M. De Maistre nous semble avoir expliqué qu’imparfaitement et à demi l’infaillibilité, sous le point de vue théologique. « L’infaillibilité dans l’ordre spirituel et la souveraineté dans l’ordre temporel sont, dit-il (1), deux mots parfaitement synonymes ; l’un et l’autre expliquent cette haute puissance qui les domine toutes, dont toutes les autres dérivent, qui gouvernent et n’est point gouvernée, qui juge et n’est point jugée.»
Cette prétendue synonymie, cette identité n’est pas réelle. L’infaillibilité est plus que l’absolutisme, que la puissance suprême, qui ne connait point ici bas de supérieurs. Cette indépendance, ce droit de commander en maître, de juger sans contrôle et en dernier ressort, entrent sans doute dans l’infaillibilité ; mais ce n’est pas là précisément ce qui la constitue.

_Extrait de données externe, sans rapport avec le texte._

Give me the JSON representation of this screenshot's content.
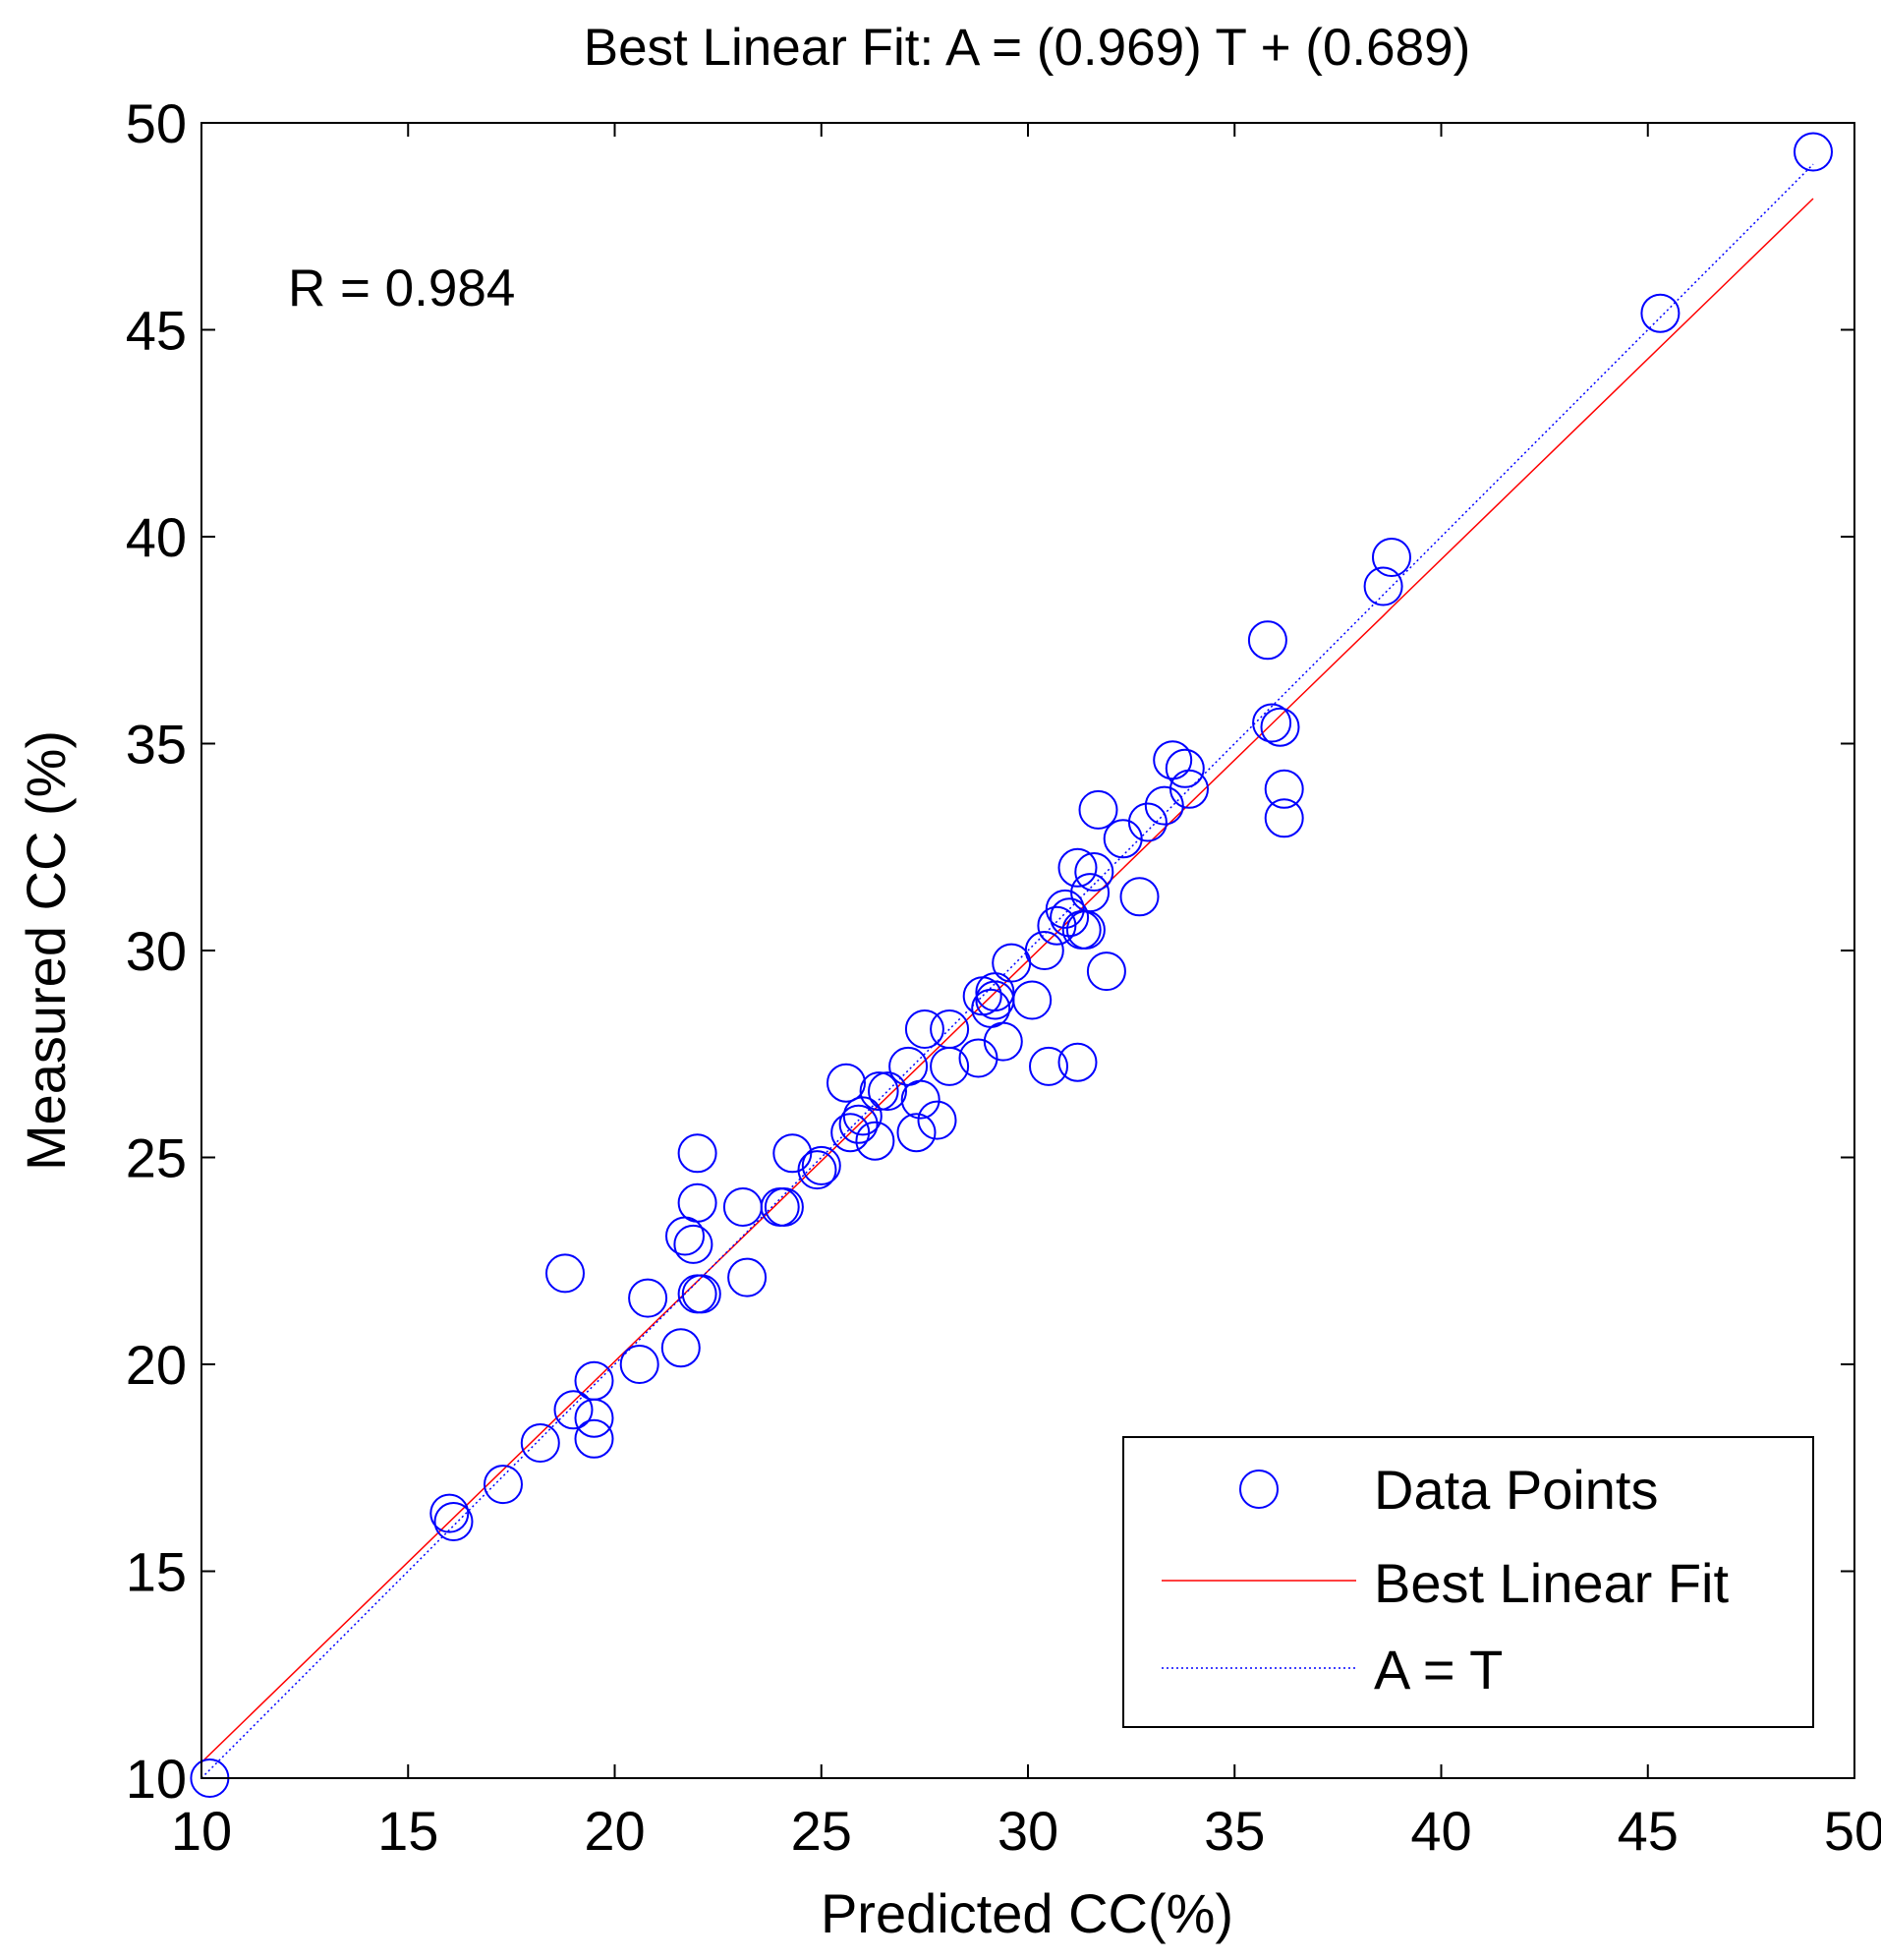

L’infaillibilité est la faculté, soit intrinsèque et essentielle comme dans Dieu, soit de privilège comme dans l’Eglise, de ne pouvoir errer. Le droit d’imposer une décision en découle, mais il en est distinct, comme une conséquence de son principe. La souveraineté tire sa force de l’infaillibilité ; toute puissance qui n’est pas infaillible, n’est pas absolue; car ses arrêts, de fait ici-bas irréformables, sont sujets, s’ils sont iniques et faux, à être annulés ou par un législateur plus éclairé, ou par la vérité qui juge au ciel. Au contraire, la puissance infaillible n’est en aucune manière subalterne et subordonnée; elle se confond avec l’autorité de Dieu, avec sa véracité qui prononce par un organe humain.